To examine a specific item, let’s look at a pair of Levi’s 501 jeans which, according to the UN, requires a kilogram of cotton that requires 7,500-10,000 liters of water to produce. Levi Strauss estimates that in the lifetime of one pair of their iconic denim, 33.4kg of carbon dioxide will be produced- 34% from fiber and fabric production, 8% from cutting, sewing and finishing, 16% from packaging and transport and 40% from consumer use.  Recall, this is for one pair of denim. Now, if we look at the annual sales of Levi’s in 2021 (which amounts to 5,763,940,000) and divide that by the average price of denim ($76.00) we can see that Levi’s produces approximately 76,000,000 pieces of denim a year. That is approximately 2,533,000,000kg of CO2 in one year- approximately 2,800,000 tons. As Levi Strauss creates denim made mostly of pure cotton, this is a cleaner version of denim, companies that contained elastane showed releasing 7kg more carbon than Levi’s analysis. 

            Once clothing is produced, sold and most often worn, there is then the issue of the clothing disposal and textile waste created by the industry and by consumers. Approximately twenty-six billion pounds of clothing and textiles end up in landfills each year. Every second, the equivalent of an entire garbage truck of textiles is landilled of burned- creating even more carbon in the atmosphere. Moreover, waste and surplus from the textile industry (that hasn’t even gotten to the market) result in even more waste to the landfills. People are buying more and wearing their items 36% less than they did 15 years ago, causing an increased use of resources and the accumulation of textile waste. There is a fundamental issue with the current fashion business model where revenues are based almost entirely on selling more products and on 52 new fashion seasons a year. North Americans are shipping the problem of textile waste across the globe yet not addressing a simple issue of clothing consumption in excess.

REFERENCES

Beall, Abigail.“Why clothes are so hard to recycle”. BBC Future,  12 Jul. 2020. https://www.bbc.com/future/article/20200710-why-clothes-are-so-hard-to-recycle

Clean Clothes Campaign. “Waste and pollution”. https://cleanclothes.org/fashions-problems/waste-and-pollution

Gardetti, Miguel Angel, and Torres, Ana Laura. “Sustainability in Fashion and Textiles : Values, Design, Production and Consumption” Routledge, 2013.

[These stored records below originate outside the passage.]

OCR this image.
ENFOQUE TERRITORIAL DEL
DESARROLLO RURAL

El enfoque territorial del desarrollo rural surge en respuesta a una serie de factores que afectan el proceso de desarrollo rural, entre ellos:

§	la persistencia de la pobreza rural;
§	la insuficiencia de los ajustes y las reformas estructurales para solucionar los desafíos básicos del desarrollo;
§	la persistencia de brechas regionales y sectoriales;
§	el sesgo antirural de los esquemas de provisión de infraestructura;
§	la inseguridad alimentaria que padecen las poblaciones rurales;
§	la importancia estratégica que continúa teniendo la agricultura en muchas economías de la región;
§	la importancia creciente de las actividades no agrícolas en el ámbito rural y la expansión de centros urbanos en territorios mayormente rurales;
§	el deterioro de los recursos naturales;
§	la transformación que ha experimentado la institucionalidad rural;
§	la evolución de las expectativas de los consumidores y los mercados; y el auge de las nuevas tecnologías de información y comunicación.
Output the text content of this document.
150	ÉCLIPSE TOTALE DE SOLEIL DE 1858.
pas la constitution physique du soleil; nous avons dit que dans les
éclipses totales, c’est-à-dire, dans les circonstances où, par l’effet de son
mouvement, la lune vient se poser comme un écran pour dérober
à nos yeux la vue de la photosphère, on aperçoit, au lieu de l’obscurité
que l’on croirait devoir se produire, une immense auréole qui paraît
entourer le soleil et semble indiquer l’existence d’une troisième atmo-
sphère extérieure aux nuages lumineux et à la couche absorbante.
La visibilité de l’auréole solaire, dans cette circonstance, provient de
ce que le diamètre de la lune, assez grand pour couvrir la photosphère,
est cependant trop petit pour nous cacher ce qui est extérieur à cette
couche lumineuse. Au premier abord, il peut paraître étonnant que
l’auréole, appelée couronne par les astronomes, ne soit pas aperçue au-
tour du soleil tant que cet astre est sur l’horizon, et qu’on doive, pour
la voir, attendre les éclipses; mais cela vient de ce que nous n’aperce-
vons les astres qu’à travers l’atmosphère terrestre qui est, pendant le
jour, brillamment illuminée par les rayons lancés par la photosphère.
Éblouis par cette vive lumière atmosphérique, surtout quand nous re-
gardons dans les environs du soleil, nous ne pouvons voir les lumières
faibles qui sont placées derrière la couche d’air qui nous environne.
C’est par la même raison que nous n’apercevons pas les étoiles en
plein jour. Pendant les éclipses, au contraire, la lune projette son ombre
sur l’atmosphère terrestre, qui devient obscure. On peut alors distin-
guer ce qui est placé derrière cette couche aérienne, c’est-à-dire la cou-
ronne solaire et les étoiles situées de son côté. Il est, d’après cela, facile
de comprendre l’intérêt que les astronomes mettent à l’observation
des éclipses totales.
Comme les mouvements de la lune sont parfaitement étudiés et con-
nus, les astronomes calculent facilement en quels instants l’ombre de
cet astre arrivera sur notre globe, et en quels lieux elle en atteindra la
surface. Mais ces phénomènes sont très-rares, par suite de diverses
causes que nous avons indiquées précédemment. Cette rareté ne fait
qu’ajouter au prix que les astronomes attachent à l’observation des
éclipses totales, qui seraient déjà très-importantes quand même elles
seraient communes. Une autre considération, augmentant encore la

Recycling Council of Ontario. “The average person throws away 37 kilograms of textiles annually” The Brandon Sun, 15 June.2018. https://rco.on.ca/the-average-person-throws-away-37-kilograms-of-textiles-annually/

Ro, Christine. “Fashion accounts for around 10% of greenhouse gas emissions from human activity, but there are ways to reduce the impact your wardrobe has on the climate”. Smart Guide to Climate Change, 10 Mar. 2020. https://www.bbc.com/future/article/20200310-sustainable-fashion-how-to-buy-clothes-good-for-the-climate

Sabanoglu, Tugba. “Global net sales of Levi Strauss 2010-2021”. Statista, 1 Feb. 2022. https://www.statista.com/statistics/268540/global-net-sales-of-levi-strauss/  

Todd, Dana. “Fast Fashion: Our cheap clothing addiction is doing more harm than good”. 13 Aug. 2017. https://danatodd.medium.com/fast-fashion-our-cheap-clothing-addiction-is-doing-more-harm-than-good-5862836d9a23

UN Environment Programme. “Putting the brakes on fast fashion”. 12 Nov. 2018. https://www.unep.org/news-and-stories/story/putting-brakes-fast-fashion

Value Village. (2022). “Thrift Proud: Rethink Reuse”. https://www.valuevillage.com/thrift-proud/rethink-reuse/

Wickler, Alden. “Fashion has a misinformation problem. That’s bad for the environment.” VOX, 31 Jan. 2020. https://www.vox.com/the-goods/2020/1/27/21080107/fashion-environment-facts-statistics-impact

BIOGRAPHY: Matisse Buteau is a third year Environment and Urban Sustainability student at X university. She is from Regina, Saskatchewan but currently resides in Toronto, Ontario. She is passionate about sustainable city planning as well as the individual components of personal sustainability.